Después de conducir lo suficiente como para haber llegado, caí en cuenta que el pueblo tampoco estaba ahí, en su lugar vi un hermoso camposanto, bajé del auto presa de la curiosidad y salió a mi encuentro un hombre enclenque, de ojos arrugados, de aquellos que otean el horizonte. Era el guardián del cementerio, se acercó sonriendo y se paró frente a mí.
-¿Busca algo en particular? –preguntó.
-¿Qué sucedió con el pueblo? –Pregunté a mi vez.
-El pueblo. Humm... –El hombre pensativo, se agarró la barbilla-, ¿usted adquirió la casa del lago?
-Así es –respondí, impaciente.
-Permítame decirle que compró la casa equivocada. Muchos otros fueron timados, y nunca hubo forma de comprobar la estafa.
-No comprendo. Y no ha respondido a mi pregunta.

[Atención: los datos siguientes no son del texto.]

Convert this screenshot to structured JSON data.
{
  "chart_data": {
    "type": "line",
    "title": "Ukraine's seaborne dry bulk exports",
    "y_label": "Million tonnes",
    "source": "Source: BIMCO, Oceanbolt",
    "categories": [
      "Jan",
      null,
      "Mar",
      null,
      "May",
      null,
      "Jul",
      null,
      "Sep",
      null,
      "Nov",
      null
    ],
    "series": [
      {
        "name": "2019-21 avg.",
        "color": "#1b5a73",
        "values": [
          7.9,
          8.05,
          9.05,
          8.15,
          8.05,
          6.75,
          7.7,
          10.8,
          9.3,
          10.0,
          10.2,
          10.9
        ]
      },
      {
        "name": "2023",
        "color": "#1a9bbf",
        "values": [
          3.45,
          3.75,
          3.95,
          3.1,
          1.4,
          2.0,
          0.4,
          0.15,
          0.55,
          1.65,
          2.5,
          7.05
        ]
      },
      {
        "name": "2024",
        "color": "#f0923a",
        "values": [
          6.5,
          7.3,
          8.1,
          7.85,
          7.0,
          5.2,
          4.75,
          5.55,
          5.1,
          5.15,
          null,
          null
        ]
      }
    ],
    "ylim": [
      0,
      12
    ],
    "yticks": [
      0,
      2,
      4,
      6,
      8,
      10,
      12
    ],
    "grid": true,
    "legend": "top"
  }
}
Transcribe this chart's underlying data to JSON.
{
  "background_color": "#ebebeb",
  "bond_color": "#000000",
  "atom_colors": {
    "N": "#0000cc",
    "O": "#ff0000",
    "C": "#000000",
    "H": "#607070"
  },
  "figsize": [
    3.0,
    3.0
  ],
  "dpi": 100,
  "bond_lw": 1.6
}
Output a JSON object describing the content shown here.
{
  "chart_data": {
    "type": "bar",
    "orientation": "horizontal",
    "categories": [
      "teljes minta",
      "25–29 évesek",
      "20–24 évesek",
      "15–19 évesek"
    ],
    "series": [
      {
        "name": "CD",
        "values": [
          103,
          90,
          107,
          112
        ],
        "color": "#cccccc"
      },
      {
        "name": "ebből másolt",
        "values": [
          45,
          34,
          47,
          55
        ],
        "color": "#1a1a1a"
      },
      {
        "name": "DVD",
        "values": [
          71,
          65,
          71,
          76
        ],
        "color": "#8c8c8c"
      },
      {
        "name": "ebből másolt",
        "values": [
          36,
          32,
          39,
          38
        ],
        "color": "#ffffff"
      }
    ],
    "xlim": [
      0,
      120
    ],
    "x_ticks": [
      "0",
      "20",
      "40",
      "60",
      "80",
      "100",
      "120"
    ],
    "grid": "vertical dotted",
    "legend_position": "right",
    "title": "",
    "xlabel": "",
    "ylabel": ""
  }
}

-El pueblo que usted visitó tampoco existe.
-Imposible. Estuve hablando con un anciano que me advirtió de sucesos extraños.
-Otra vez el anciano. –Murmuró el hombre para sí. ¿Recuerda su nombre?
-No me lo dijo. ¿Sabe usted quién era?
-Pregunté exasperado. Parecía que el hombrecillo no tenía por costumbre responder preguntas.
-Sólo puedo decirle que corrió usted con suerte, es el primero que escapó con vida. Si desea un consejo le sugiero que se aleje y no regrese.
-Quiero una respuesta. ¿Qué sucedió con el pueblo?
-El pueblo nunca existió. Lo que usted vio fue un pueblo fantasma, al igual que su casa.
-Yo no creo en fantasmas. –Afirmé.
-Es por eso que está vivo -contestó él mientras se alejaba perdiéndose entre las lápidas.